Other authors never normally associated with this most ‘primitive’ of genres use it to color their work. Austen’s ‘Northanger Abbey’ has elements of pure gothic (overtly and covertly), little removed from Walpole’s ‘The Castle of Otranto’ or any of Poe’s ‘terrors of the soul’. The mysterious Mrs Tilney is as vital to the tone of the book and its ultimate effect as Poe’s Raven, perched as they both are, always in the background, begging questions that we may never want answered. Dickens goes one step further and plays with elements of the gothic both for drama (Marley’s ghost in ‘A Christmas Carol’) and humor (Krook’s spontaneous combustion in ‘Bleak House’). And Shakespeare was doing it before the concept of the gothic even existed.

Let’s take a moment to go even further back than Shakespeare; further even that literary culture itself, for this diversion will show us an interesting junction in the genre.

Horror has long been used as a powerful tool in religion – whether in the form of the ancient Egyptian Set or the Christian Satan, the West African Mama Dglo or the Buddhist Mara. It is with these characters that we begin to see a distinction which is useful in our survey of the genre. There are two strata of horror: the internal and the external. The latter gives rise to a host of unsophisticated monsters: from the Others in ‘The Game of Thrones’ to the legions of Mummies, Zombies and Vampires that are the staple of Hollywood movies. The former, however, is where the real horror lies, and religions have known it for millenia.

Beneath the pantomime devil with his horns and animal forms is something deeper: his internal truth. He won’t get us as long as we are good, but there are a lot of ways to be bad… This is intimately bound up with our capacity for abstract fear, our feeling of mortality and vulnerability to unseen forces. Are George RR Martin’s Others really that terrifying when they can be defeated with an obsidian blade? How much more frightening are the monsters that infect our souls…? From this concept of internal horror flow the novels of possession (Blatty’s ‘The Exorcist’; James’s ‘The Turn of the Screw’), insanity (Nabukov’s ‘Despair’; Lehane’s ‘Shutter Island’) or both (Conrad’s ‘Heart of Darkness’, Wilde’s ‘The Picture of Dorian Gray’). Is the monster outside looking in, or inside looking out? Is damnation just around the corner, or have we already arrived?

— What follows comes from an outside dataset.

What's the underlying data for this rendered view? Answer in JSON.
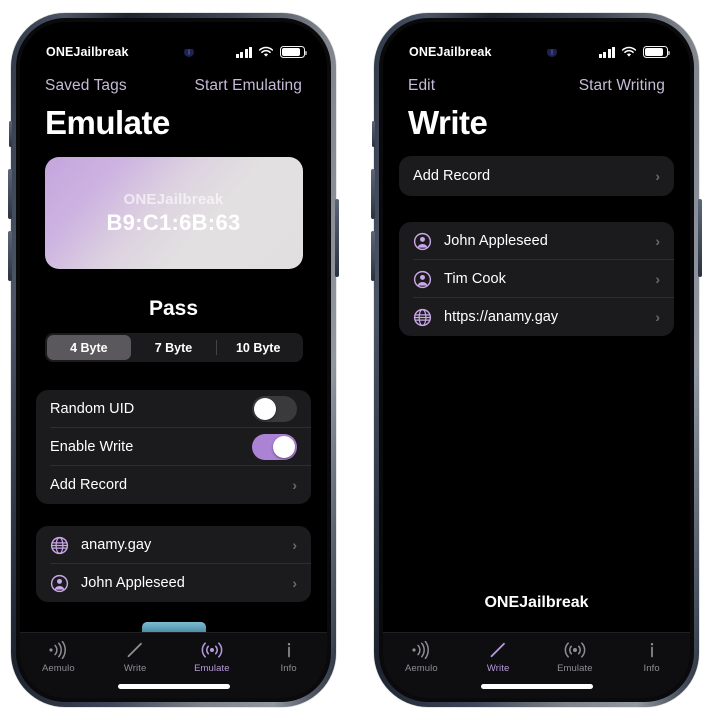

Is the monster outside looking in, or inside looking out? http://t.co/2JzU4Q0eB2

— The Indie Exchange (@IndieExchange) June 11, 2013

It is with these tales of troubled human souls that we see the ultimate purpose of horror: ‘bringing to light the truth’ as Conrad says in his preface to ‘The Nigger of the Narcissus’. All fiction (indeed all of what we call culture) exists to entertain or inform. Horror, when executed well, can do both. There is plenty of horror that is specifically calculated to revolt and disgust, but there is also plenty that exists to tease our inner sense of disquiet and shine a light into that darkness.